Sir Ian Carruthers, who stepped down as chief executive of the NHS last year, agreed that urgent action was needed to end a culture of sweeping safety issues under the carpet. He added that only a “miniscule” amount of energy in the NHS was currently focused on the issue.
Safety errors currently cost the NHS an estimated £3.4 billion in extra treatment and compensation. The recommendations follow a damning report by MPs which branded the National Patient Safety Agency (NPSA), the watchdog charged with monitoring and improving the safety of care, as “dysfunctional”. Sir Liam said that there were now signs of progress in the monitoring of incidents – with more logged by the NPSA that in other countries – but avoidable and often “incredulous” mistakes were still being made in a range of areas, from radiotherapy to patient falls.
“Why should the health service, funded by the taxpayer, pay for the care of a patient that’s had bad or unsafe care?,” Sir Liam said. “In any other walk of life if you receive very bad service then you don’t pay for it, you get a refund, and I don’t think it should be any different in the health service.
“If someone develops MRSA and has to stay in hospital longer to be treated, why should it be funded?”
Under the plans, hospitals responsible for harming patients will have a portion of their budget withheld to cover the cost of treatment to remedy the mistake. Hospitals would likely face set tariffs for different types of blunder or infection.
Sir Liam said that while withholding money was a controversial strategy, it was the a very powerful “lever for change”.
“You can’t have enough incentives to improve patient care and primary care trusts hold most of the budget for the NHS. They fund hospital care and as such are a great lever for change.”
Of the 733,070 safety incidents in the year to this June, more than half a million occurred in hospitals. The errors resulted in 3,006 deaths, caused “severe harm” to 6,144 patients, and “moderate harm” in 42,047 cases.
MRSA, or methicillin-resistant Staphylococcus aureus, infected a further 6,381 patients last year while the more virulent C. Difficile caused 55,000 infections.

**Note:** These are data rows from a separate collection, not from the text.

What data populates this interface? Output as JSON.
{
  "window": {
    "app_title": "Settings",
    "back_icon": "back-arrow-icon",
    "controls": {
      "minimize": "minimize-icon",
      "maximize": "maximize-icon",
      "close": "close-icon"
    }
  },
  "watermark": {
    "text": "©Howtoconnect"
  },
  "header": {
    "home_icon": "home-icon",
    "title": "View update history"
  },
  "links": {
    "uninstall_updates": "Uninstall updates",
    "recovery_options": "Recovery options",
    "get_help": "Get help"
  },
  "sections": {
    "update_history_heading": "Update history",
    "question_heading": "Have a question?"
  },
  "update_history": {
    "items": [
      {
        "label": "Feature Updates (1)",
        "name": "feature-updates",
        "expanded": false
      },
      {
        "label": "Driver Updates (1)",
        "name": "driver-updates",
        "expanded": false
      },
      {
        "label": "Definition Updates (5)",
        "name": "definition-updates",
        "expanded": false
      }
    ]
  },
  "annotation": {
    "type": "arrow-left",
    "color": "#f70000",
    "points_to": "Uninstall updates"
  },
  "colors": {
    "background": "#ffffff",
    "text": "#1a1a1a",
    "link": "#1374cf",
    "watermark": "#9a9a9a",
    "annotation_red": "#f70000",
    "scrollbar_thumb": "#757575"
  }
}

Sir Liam’s comments came as the Government published its Operating Framework for the NHS, which makes tackling hospital infections and hitting waiting targets key priorities for the coming year.
The framework suggests penalising hospitals for failing to meet two high-profile targets in 2008 – halving MRSA rates by April and ensuring patients are treated within 18 weeks.
However the NHS is expected to miss the three-year MRSA target by a long way.
Sir Ian Carruthers, who is now head of NHS South West, said that urgent action was a must and financial penalties were a welcome driver for change.
“Our culture is to pretend things don’t happen or to recognise they do but try to deal with them outside any processes. If we continue to do that, we won’t make the impact in making the changes we require.
“Even with best practice and best evidence, somebody argues against it.”
In the United States, some states require hospitals by law to report so-called “never events” – a list of medical errors that are considered so preventable and so serious that they should never happen. One hospital in Rhode Island, was recently fined $50,000 (£24,563) for performing “wrong site” surgery on a patient for the third time this year.
Sir Liam said similar fines should be brought in to the NHS to act as a “hard-nosed financial incentive” for hospitals to provide better care.